Dataset ("Row") Operations

Filter Dataset

This tool provides several methods for filtering the dataset. The window that opens has four options for you to choose from:

Data Operations Menu

Levels of a categorical variables

After selecting a categorical variable from the drop down box, you can select which levels you want to retain in the data set.
Numeric condition

This allows you to define a condition with which to filter your data.

For example, you could include only the observations of height over 180 cm by
- selecting height from the drop down menu,
- clicking on the > symbol, and
- entering the value 180 in the third box.
Row number

Exclude a range of row numbers as follows:
- Entering 101:1000 (and then Submit) will exclude all rows from 101 to 1000
- Similarly, 1, 5, 99, 101:1000 will exclude rows 1, 5, 99, and everything from 101 to 1000
Randomly

Essentially, this allows you to perform bootstrap randomisation manually.

The current behaviour is this:
- "Sample Size", n, is the number of observations to draw for each sample,
- "Number of Samples", m, is the number of samples to create in the new data set.
- The output will be a data set with n x m rows, which must be smaller than the total number of rows in the data set.
- The observations are drawn randomly without replacement from the data set.

Sort data by variables

Sort data

Sort the rows of the data by one or more variables.
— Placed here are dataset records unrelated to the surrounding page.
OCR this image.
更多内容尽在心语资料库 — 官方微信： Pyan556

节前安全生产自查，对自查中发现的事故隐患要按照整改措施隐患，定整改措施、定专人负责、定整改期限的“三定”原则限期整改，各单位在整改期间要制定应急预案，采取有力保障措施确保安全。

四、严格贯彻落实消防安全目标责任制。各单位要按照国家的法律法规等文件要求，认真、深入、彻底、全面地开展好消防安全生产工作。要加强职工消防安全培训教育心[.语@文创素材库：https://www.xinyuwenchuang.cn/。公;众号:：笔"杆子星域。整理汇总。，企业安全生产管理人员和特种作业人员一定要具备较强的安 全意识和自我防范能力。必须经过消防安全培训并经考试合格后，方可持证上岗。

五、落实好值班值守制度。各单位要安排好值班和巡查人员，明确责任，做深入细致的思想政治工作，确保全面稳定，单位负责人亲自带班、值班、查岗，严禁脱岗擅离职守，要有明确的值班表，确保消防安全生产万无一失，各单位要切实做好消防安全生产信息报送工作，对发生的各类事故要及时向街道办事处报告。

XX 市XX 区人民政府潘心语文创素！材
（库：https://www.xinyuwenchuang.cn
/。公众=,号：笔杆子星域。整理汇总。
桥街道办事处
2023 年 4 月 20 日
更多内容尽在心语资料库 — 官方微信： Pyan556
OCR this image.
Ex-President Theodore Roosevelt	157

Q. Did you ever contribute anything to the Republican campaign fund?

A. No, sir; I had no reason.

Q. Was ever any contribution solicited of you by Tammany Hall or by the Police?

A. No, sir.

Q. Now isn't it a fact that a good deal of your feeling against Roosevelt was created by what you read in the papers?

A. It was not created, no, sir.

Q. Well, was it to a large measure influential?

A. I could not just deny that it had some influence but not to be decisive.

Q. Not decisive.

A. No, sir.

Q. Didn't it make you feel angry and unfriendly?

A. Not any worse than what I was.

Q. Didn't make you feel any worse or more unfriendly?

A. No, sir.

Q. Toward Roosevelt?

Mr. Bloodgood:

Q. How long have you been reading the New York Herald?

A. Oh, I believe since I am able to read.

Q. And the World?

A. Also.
The ordering will be nested, so that the data is first ordered by "Variable 1", and then "Variable 2", etc. For categorical variables, the ordering will be based on the order of the variable (by default, this will be alphabetical unless manually changed in "Manipulate Variables" > "Categorical Variables" > "Reorder Levels").

Aggregate data

This function essentially allows you to obtain "summaries" of all of the numeric variables in the data set for combinations of categorical variables.

Variables: if only one variable is specified, the new data set will have one row for each level of the variable.

If two (or more) are specified, then there will be one row for each combination. For example, the categorical variables gender = {male, female} and ethnicity = {white, black, asian, other} will result in a data set with 2x4 rows.
Summaries: each row will have the chosen summaries given for each numeric variable in the data set.

For example, if the data set has the variables gender (cat) and height (num), and if the user selects Mean and Sd, then the new data set will have the columns gender, height.Mean and height.Sd. In the rows, the values will be for that combination of categorical variables; the row for gender = female will have the mean height of the females, and the standard deviation of height for the females.

A visual example of this would be do drag height into the Variable 1 slot, and gender into the Variable 2 slot. Clicking on "Get Summary" would provide the same information. The advantage of using Aggregate is that the summaries are calculated for every numeric variable in the data set, not just one of them.

Stack variables

Convert from table form (rows corresponding to subjects) to long form (rows corresponding to observations).

In many cases, the data may be in tabular form, in which multiple observations are made but placed in different columns. An example of this may be a study of blood pressure on patients using several medications. The columns of this data set may be: patient.id, gender, drug, Week1, Week2, Week3. Here, each patient has their own row in the data set, but each row contains three observations of blood pressure.

patient.id	gender	drug	Week1	Week2	Week 3
1	male	A	130	125	120
2	male	B	140	130	110
3	female	A	120	119	116

We may want to convert to long form, where we have each observation in a new row, and use a categorical variable to differentiate the weeks. In this case, we would select Week1, Week2, and Week3 as the variables in the list. The new data set will have the columns patient.id, gender, drug, Stack.variable ("Week"), and stack.value ("blood pressure").

patient.id	gender	drug	stack.variable	stack.value
1	male	A	Week1	130
1	male	A	Week2	125
1	male	A	Week3	120
2	male	B	Week1	140
2	male	B	Week2	130
2	male	B	Week3	110
3	female	A	Week1	120
3	female	A	Week2	119
3	female	A	Week3	116

Of course, you can rename the variables as appropriate using "Manipulate Variables" > "Rename Variables".

Restore Dataset

Restores the data set to the way it was when it was initially imported.